More than you might think. Yes it’s still clearly an Audi A1, but as well as the pumped-up exterior (which can be pumped up still further if you pay a little extra) there are significant changes under the skin.

The most important is the new 2.0-litre turbocharged petrol engine, already seen in the S3 saloon and hatchback. There’s a six-speed manual gearbox to go with it plus the all-important four-wheel drive system. The rear suspension has also been swapped for a more sophisticated four-link arrangement for better handling.

The standard A1 is already one of Audi’s best-looking cars and the S1 goes a step further. The strong colour palette means you need to be sure of what you like, but it’s small and tough-looking which is an endearing combination. The optional Quattro styling package adds bigger wheels, a black rear panel and discreet Quattro badges on the flanks - we think this is a box that needs to be ticked.

The S1 is unquestionably a small car but you might be surprised what you can squeeze into it. Up front the slimline dashboard helps the feeling of space, while in the rear it is snug but you can insert adults in there without causing upset.

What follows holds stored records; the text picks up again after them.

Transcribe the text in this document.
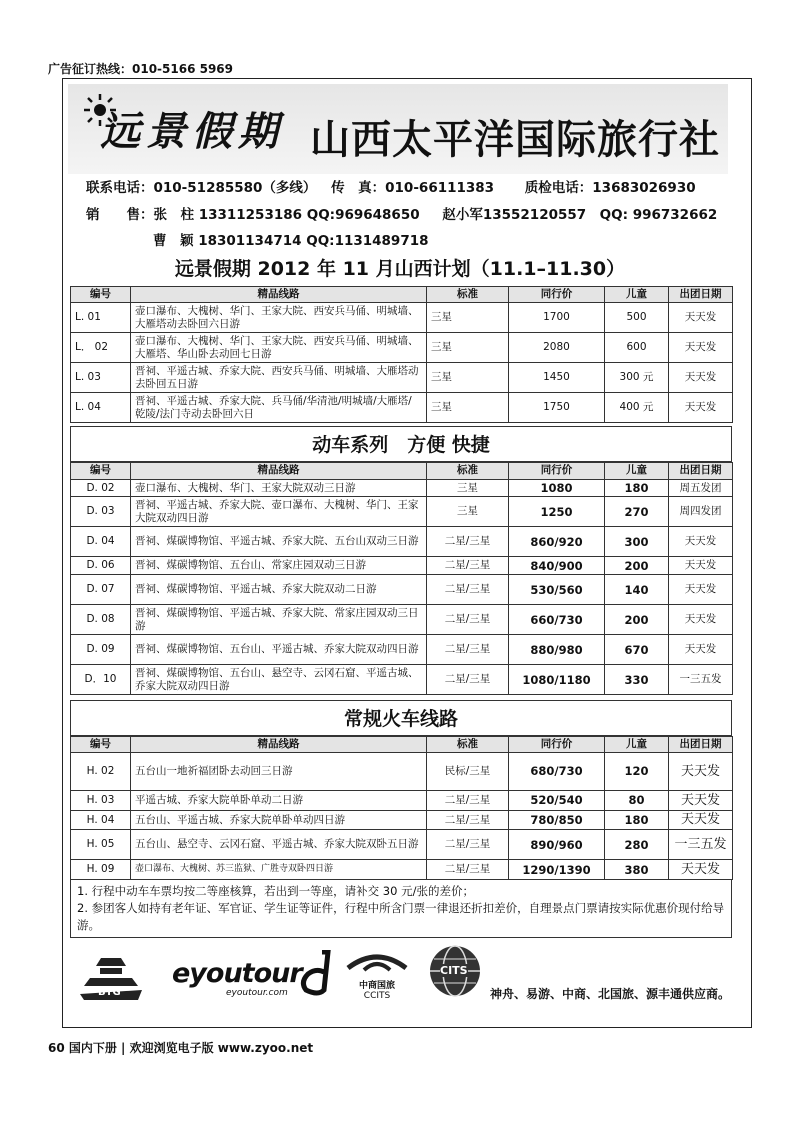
广告征订热线：010-5166 5969
远景假期 山西太平洋国际旅行社
联系电话：010-51285580（多线） 传　真：010-66111383 质检电话：13683026930
销　　售：张　柱 13311253186 QQ:969648650 赵小军13552120557　QQ: 996732662
曹　颖 18301134714 QQ:1131489718
远景假期 2012 年 11 月山西计划（11.1–11.30）
编号	精品线路	标准	同行价	儿童	出团日期
L. 01	壶口瀑布、大槐树、华门、王家大院、西安兵马俑、明城墙、大雁塔动去卧回六日游	三星	1700	500	天天发
L． 02	壶口瀑布、大槐树、华门、王家大院、西安兵马俑、明城墙、大雁塔、华山卧去动回七日游	三星	2080	600	天天发
L. 03	晋祠、平遥古城、乔家大院、西安兵马俑、明城墙、大雁塔动去卧回五日游	三星	1450	300 元	天天发
L. 04	晋祠、平遥古城、乔家大院、兵马俑/华清池/明城墙/大雁塔/乾陵/法门寺动去卧回六日	三星	1750	400 元	天天发
动车系列　方便 快捷
编号	精品线路	标准	同行价	儿童	出团日期
D. 02	壶口瀑布、大槐树、华门、王家大院双动三日游	三星	1080	180	周五发团
D. 03	晋祠、平遥古城、乔家大院、壶口瀑布、大槐树、华门、王家大院双动四日游	三星	1250	270	周四发团
D. 04	晋祠、煤碳博物馆、平遥古城、乔家大院、五台山双动三日游	二星/三星	860/920	300	天天发
D. 06	晋祠、煤碳博物馆、五台山、常家庄园双动三日游	二星/三星	840/900	200	天天发
D. 07	晋祠、煤碳博物馆、平遥古城、乔家大院双动二日游	二星/三星	530/560	140	天天发
D. 08	晋祠、煤碳博物馆、平遥古城、乔家大院、常家庄园双动三日游	二星/三星	660/730	200	天天发
D. 09	晋祠、煤碳博物馆、五台山、平遥古城、乔家大院双动四日游	二星/三星	880/980	670	天天发
D．10	晋祠、煤碳博物馆、五台山、悬空寺、云冈石窟、平遥古城、乔家大院双动四日游	二星/三星	1080/1180	330	一三五发
常规火车线路
编号	精品线路	标准	同行价	儿童	出团日期
H. 02	五台山一地祈福团卧去动回三日游	民标/三星	680/730	120	天天发
H. 03	平遥古城、乔家大院单卧单动二日游	二星/三星	520/540	80	天天发
H. 04	五台山、平遥古城、乔家大院单卧单动四日游	二星/三星	780/850	180	天天发
H. 05	五台山、悬空寺、云冈石窟、平遥古城、乔家大院双卧五日游	二星/三星	890/960	280	一三五发
H. 09	壶口瀑布、大槐树、苏三监狱、广胜寺双卧四日游	二星/三星	1290/1390	380	天天发
1. 行程中动车车票均按二等座核算，若出到一等座，请补交 30 元/张的差价；
2. 参团客人如持有老年证、军官证、学生证等证件，行程中所含门票一律退还折扣差价，自理景点门票请按实际优惠价现付给导游。
BTG
eyoutour
eyoutour.com
中商国旅
CCITS
CITS
神舟、易游、中商、北国旅、源丰通供应商。
60 国内下册 | 欢迎浏览电子版 www.zyoo.net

The boot is good for the class too although there is slightly less space than the standard A1 because of the four-wheel drive hardware.

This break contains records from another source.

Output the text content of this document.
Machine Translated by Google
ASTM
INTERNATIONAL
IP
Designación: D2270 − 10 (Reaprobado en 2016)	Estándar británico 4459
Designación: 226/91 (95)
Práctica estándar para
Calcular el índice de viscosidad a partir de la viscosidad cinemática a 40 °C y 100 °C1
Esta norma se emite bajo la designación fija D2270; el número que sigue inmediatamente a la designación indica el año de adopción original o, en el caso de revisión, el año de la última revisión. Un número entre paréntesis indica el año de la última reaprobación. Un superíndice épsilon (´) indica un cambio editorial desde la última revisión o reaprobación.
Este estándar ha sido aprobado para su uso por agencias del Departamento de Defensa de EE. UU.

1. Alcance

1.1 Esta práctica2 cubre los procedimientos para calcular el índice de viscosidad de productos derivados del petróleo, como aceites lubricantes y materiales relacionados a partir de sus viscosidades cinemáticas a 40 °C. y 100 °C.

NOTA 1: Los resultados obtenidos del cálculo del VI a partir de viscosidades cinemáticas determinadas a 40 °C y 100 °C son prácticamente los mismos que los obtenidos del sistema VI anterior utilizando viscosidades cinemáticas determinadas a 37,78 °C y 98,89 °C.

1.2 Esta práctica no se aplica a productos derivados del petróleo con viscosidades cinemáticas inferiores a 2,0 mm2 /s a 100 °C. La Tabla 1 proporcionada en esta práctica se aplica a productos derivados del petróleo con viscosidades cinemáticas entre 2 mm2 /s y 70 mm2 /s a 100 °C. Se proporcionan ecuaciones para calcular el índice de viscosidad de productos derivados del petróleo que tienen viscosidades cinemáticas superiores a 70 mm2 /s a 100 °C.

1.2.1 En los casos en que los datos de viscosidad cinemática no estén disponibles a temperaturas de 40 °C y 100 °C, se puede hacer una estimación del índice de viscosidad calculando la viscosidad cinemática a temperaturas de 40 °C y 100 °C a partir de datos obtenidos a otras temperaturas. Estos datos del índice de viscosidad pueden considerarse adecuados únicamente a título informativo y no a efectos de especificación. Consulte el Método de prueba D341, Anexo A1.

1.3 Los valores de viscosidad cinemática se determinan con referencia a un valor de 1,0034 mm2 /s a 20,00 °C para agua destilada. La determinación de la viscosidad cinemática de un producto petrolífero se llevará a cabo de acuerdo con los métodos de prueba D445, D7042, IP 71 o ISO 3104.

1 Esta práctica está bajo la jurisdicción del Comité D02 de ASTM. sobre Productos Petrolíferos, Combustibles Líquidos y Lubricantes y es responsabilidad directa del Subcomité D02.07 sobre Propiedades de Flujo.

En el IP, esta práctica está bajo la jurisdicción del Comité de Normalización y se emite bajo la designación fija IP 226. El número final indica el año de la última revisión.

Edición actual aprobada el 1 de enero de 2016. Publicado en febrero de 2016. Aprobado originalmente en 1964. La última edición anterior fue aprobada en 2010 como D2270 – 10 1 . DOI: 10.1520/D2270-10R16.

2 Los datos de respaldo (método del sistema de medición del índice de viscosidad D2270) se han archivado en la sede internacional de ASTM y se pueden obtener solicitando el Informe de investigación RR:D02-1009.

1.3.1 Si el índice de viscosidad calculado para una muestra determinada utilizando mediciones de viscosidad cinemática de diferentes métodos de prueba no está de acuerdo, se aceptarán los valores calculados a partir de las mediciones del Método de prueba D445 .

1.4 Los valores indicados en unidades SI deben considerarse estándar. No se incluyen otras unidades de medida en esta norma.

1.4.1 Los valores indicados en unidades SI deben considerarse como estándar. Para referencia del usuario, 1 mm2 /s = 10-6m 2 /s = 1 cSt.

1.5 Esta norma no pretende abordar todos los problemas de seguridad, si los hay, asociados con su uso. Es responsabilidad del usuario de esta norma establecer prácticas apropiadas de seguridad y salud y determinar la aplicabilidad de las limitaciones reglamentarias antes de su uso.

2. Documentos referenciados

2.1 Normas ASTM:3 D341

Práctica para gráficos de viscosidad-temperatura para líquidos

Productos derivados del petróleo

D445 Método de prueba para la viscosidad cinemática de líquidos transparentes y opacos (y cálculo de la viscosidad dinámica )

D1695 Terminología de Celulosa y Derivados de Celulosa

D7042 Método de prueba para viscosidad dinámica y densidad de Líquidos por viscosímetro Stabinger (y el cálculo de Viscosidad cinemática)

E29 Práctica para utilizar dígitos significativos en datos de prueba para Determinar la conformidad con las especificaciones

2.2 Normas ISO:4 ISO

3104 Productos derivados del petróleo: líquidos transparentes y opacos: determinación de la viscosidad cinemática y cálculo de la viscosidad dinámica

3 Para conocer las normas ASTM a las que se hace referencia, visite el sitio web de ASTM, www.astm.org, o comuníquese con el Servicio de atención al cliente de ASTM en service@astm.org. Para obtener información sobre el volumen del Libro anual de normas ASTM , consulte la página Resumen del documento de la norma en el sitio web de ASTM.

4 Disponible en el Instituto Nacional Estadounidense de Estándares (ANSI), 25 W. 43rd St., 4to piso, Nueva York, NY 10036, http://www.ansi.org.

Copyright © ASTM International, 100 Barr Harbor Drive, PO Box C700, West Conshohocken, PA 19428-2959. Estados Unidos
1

Oddment space is pretty good for a small car too, and obviously if you choose the five-door Sportback version over the three-door getting into the back is significantly easier.

Fun is clearly on the agenda with the S1 and it doesn’t disappoint. It has the Audi Drive Select system which allows you to change the power steering, throttle response and suspension between settings depending on your mood. In Efficient or Comfort modes the S1 is civilised and comfortable, the engine hinting at its potential but remaining relatively quiet.

Conversely when you switch it into Sport mode it all gets much more lively. There’s a pleasing pop and crackle from the exhaust, the steering has a little extra weight and the suspension firms up noticeably. In truth you’ll want to save that for fairly smooth roads, but the S1 is a complete hoot, feels indecently rapid and handles with real verve.

The three-door version starts at £24,900 while the five-door Sportback is £25,630. For that you get 17-inch alloy wheels, electronic damping as a part of the Drive Select system and ‘xenon plus’ headlights with LEDs at the rear. As always it’s the tempting options list that can push the price up.

Grown-ups wanting a small hot hatch with more quality than the norm will love the S1. There are rivals from more mainstream manufacturers that may come relatively close in terms of the fun factor, but the S1’s outright speed is hard to beat. Add to that the high quality cabin and the premium feel and the £25k price tag is certainly acceptable. Older folk who want something small and smart might be tempted too, although sensitive backsides may find the ride a little firm.